These days it seems like more and more people feel compelled to blow up, explode, or rant and rave in public settings. As Judy Ford, a psychotherapist and best-selling author, puts it, "Uproar is a way of making one's own concerns more important than anyone else's. It's the angry person's syndrome. An angry person imagines an insult and immediately hurls insults right back. They overpower others with threats and loud voices."

In this practical and user-friendly paperback, the author discusses how individuals can deal more effectively with this powerful feeling that colors how they relate to self, partners, children, and co-workers.
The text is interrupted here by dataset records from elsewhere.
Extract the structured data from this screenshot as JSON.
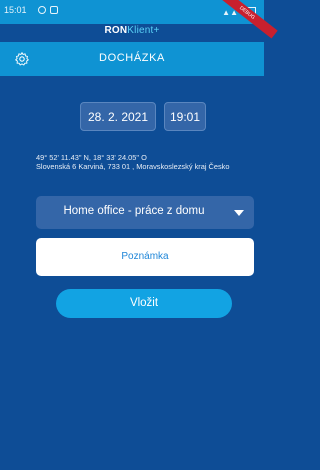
{
  "status_bar": {
    "time": "15:01"
  },
  "brand": {
    "part1": "RON",
    "part2": "Klient+"
  },
  "ribbon": {
    "label": "DEBUG"
  },
  "app_bar": {
    "title": "DOCHÁZKA",
    "settings_icon": "gear-icon"
  },
  "datetime": {
    "date": "28. 2. 2021",
    "time": "19:01"
  },
  "location": {
    "coords": "49° 52' 11.43\" N, 18° 33' 24.05\" O",
    "address": "Slovenská 6 Karviná, 733 01 , Moravskoslezský kraj Česko"
  },
  "attendance_type": {
    "selected": "Home office - práce z domu"
  },
  "note": {
    "placeholder": "Poznámka"
  },
  "submit": {
    "label": "Vložit"
  },
  "colors": {
    "background": "#0e4d96",
    "accent": "#0f93d3",
    "button": "#12a3e3",
    "chip": "#3466a8"
  }
}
The positive management of anger means not suppressing it, ignoring it, or letting it harden into hostility: "Notice that anger is one letter short of danger. A little anger is helpful; too much anger is hurtful."

Monitoring this emotion gives us insight into its proper role in our lives. Ford writes cogently about the hurt, disappointment, and pain beneath anger; its shadow elements when used to manipulate, control, or hurt others; and its toxic expression in violence, aggression, and war. At one point she proclaims: "Examining your anger and using it to understand who you are is right action. It puts you in the presence of the Divine."

The author covers a variety of antidotes to anger including patience, forgiveness, exercise, releasing grudges, howling at the moon, and learning spiritual lessons from it. The chapters on dealing with this emotion in relationships, with children, and on the job are filled with helpful tips.